Gaven D. Trinidad | Dramaturg
Gaven Trinidad (he/him/his) is a first-generation queer Filipinx American dramaturg of theatre and dance from the East Village. He believes that theatre is a transformative tool for underrepresented communities to imagine and create radically new inclusive worlds. His work often wrestles with issues at the intersections of race, language, immigration, queerness, feminism, and futurity.
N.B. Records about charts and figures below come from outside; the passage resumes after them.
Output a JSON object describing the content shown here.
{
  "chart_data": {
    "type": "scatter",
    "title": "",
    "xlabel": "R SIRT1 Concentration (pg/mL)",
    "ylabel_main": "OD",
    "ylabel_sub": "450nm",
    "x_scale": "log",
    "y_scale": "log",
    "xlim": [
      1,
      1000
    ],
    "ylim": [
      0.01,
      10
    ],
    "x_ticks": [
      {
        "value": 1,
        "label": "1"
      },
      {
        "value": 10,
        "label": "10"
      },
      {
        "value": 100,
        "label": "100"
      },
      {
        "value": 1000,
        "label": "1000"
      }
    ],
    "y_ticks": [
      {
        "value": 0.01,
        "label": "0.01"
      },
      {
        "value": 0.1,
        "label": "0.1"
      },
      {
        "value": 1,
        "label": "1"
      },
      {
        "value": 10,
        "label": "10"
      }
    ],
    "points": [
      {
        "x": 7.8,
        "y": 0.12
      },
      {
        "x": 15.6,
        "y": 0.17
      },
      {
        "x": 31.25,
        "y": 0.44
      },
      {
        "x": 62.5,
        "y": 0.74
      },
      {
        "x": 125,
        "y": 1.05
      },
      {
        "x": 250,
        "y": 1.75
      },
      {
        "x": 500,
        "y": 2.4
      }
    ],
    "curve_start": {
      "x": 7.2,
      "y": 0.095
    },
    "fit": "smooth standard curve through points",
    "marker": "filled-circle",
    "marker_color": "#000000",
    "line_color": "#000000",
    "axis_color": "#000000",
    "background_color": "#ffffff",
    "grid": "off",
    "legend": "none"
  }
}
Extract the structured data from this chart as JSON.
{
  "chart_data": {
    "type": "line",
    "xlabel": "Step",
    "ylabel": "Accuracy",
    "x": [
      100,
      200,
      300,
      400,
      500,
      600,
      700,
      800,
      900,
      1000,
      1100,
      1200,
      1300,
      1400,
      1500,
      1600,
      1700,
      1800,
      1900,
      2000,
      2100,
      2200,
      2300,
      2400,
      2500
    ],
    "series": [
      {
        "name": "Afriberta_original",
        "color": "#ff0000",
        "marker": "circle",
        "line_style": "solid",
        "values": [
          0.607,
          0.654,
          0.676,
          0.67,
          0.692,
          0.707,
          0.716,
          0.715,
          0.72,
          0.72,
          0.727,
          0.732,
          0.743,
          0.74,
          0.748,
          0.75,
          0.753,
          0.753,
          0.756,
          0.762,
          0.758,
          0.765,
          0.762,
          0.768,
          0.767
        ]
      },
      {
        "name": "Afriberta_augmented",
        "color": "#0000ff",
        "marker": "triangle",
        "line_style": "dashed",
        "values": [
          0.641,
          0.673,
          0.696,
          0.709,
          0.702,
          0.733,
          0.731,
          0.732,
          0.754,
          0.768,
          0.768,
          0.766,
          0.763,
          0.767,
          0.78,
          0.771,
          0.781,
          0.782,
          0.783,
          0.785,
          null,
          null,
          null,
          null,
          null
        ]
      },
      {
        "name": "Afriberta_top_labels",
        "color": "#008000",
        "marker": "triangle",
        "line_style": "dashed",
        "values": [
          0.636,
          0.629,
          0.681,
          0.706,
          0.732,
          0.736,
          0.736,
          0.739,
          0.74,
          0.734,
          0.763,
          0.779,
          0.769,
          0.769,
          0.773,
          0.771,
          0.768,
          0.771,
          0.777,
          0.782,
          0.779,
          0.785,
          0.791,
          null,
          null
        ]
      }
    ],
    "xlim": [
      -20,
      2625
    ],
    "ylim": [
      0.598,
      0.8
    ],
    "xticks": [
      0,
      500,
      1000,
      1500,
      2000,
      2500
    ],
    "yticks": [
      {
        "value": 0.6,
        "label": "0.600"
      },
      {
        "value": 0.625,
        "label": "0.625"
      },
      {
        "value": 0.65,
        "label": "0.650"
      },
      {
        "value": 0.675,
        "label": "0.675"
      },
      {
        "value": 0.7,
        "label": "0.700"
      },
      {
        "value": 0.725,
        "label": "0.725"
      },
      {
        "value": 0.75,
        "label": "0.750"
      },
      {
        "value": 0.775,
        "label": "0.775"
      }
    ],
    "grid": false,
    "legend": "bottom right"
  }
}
He's had the privilege to work with folx in various positions at places such as The Juilliard Drama Division, Musical Theatre Factory, Jacob's Pillow Dance Festival, Leviathan Lab, and National Queer Theater. Selected dramaturgy credits: a photograph, lovers in motion (by Ntozake Shange, dir. Ifa Bayeza), The Willmar Project (The Neighborhood Theatre Project), June is the First Fall (by Yilong Liu, dir. Michael Leibenluft, Yantze Repertory Theater), Snowflakes, or Rare White People (by Dustin Chinn), Collidescope 2.0 (dir. Ping Chong and Talvin Wilks, Ping Chong + Company). Selected directing credits: Joker (National Queer Theatre), Are You There Truman? (Pride Plays, Rattlestick Theatre). B.A. American Studies, Dickinson College; M.F.A. Dramaturgy + Graduate Certificate in Woman, Gender, and Sexuality Studies, University of Massachusetts Amherst. Proud former public school teacher, Teach for America alumnus. Currently resides with his 10-year-old dog Ripley (named after Sigourney Weaver in Alien). He is the Community Engagement Associate at New York Theatre Workshop and is the co-facilitator of NYTW's Core Team. Visit his website for a full resume and upcoming projects at gaventrinidadtheater.com.
Khiyon Hursey | Composer and Sound Designer
Khiyon Hursey (he/him) is a writer and composer based in Los Angeles and New York. He was a staff writer for Netflix’s romantic musical drama, SOUNDTRACK and is currently co-writing LOVE IN AMERICA, a movie musical to be produced by Issa Rae at Universal. He is the recipient of the ASCAP Foundation’s Irving Burgie Scholarship, Bart Howard Songwriting Scholarship, and the Lucille and Jack Yellen award, a 2016 NAMT Writers Grant, a 2016 - 2017 Dramatists Guild Musical Theater Fellow, 2017 Space on Ryder Farm Residency, 2018 Johnny Mercer Songwriters Project residency, 2019 ASCAP Musical Theatre Workshop with Stephen Schwartz, 2019 Rhinebeck Writers Retreat, the 2020 Johnny Mercer Writers Colony at Goodspeed Musicals and the 2020 Stephen Schwartz Award. His musical, EASTBOUND (Book and Lyrics) was selected for the 2020 National Alliance of Musical Theatre Conference and he has works in development at New York Stage and Film and Ars Nova. Khiyon got his start as the music assistant on the off-Broadway and Broadway productions and the Grammy Award Winning Cast Album of HAMILTON. He's been a guest lecturer at Columbia, Yale and Berklee College of Music on Musical Theater. He is a graduate of Berklee College of Music with a degree in Songwriting.